"Give me some references."
"Rather give you a cheque."
I set ink and pen before him, and he, demanding my name, filled in the slip.
"There you are," he said, preparing to run off. "I've made it three fifty. Now, I'm depending on you. Don't fail me, whatever you do."
It occurred to my mind that although he was trusting me, there appeared no reason why I should trust him. The cheque was drawn on a local branch, and leaving Peter in charge, and giving him enough to do to keep him out of mischief, I went along and saw the manager. He said the cheque, if paid in at once, would be met, and he suggested I should open an account of my own. I did this.
The milkman—an uncertain person so far as concerned rumours of large events—proved useful and reliable here. He knew, as not many knew, the financial position of establishments in the neighbourhood; his information, most likely, was gained from news collected in areas, and corroborated by promptitude or delay in settlement of his account. Also, he was able to tell me of houses where the furniture was old and valuable. By a stroke of luck, it happened that the very first door in Crooms' Hill I knocked at proved to be a place where my call was welcomed, and indeed expected. The three ladies there, facing serious reductions in dividends, had resolved to leave Greenwich, and go off to a cottage owned by them and already sufficiently furnished in Buckinghamshire. (When the transaction ended, one of them admitted to me that fear of air-raids and nearness to the Arsenal had something to do with the decision.) Terrified by the idea of a public sale, they had, the night before, made an appeal on their knees that some other means should be supplied.
"Providence has sent you," said the eldest, contentedly, "and, knowing that you have been selected to help us at this moment of trouble, we are willing you should go over the house, choose what you require, and name your own figure. Of course, it's a wrench for us to part with the furniture, but it brings with it the consolation that we are taking our share in the war. And it is such a relief to find that we are not called upon to deal with some man, with a smell of tobacco about him."

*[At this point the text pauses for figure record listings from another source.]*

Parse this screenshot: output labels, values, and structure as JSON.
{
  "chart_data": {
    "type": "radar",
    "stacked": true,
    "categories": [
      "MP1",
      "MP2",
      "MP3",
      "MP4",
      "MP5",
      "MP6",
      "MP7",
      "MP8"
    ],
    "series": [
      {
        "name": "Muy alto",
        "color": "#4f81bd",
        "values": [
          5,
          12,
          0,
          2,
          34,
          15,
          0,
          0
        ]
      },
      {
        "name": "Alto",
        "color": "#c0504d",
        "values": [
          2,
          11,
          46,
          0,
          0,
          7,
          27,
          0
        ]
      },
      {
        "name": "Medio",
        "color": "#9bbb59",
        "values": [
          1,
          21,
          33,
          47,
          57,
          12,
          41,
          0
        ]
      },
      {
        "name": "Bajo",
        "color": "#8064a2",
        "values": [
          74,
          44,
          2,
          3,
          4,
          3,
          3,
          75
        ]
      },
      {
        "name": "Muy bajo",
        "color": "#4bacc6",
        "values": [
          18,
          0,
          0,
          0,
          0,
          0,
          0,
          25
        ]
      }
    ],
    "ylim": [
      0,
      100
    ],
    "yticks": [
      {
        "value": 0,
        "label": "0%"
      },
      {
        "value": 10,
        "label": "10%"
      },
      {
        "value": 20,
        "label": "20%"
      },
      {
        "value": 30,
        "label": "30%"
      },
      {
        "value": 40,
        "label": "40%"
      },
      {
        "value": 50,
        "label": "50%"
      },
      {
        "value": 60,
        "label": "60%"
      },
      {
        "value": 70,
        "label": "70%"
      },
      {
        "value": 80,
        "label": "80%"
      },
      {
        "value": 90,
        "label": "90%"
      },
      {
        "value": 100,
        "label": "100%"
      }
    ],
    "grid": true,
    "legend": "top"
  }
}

Their simplicity disarmed me, and their genuine piety forced me to deal with them in a more straightforward manner than I might otherwise have adopted. One or two of the articles were particularly good and valuable: there was, for instance, a Chesterfield sofa that would have fetched forty pounds in the open market, and I told them so, and advised them to take it, with some of the rest, away to Farnham Common. In the servants' bedroom I found three Queen Anne mirrors. I made up an inventory that included four-posters, cupboards, dining tables, suites of chairs, an Adam cabinet, two escritoires, some remarkably fine glass, and a few mezzotints.
On these last I was not qualified to put an exact value.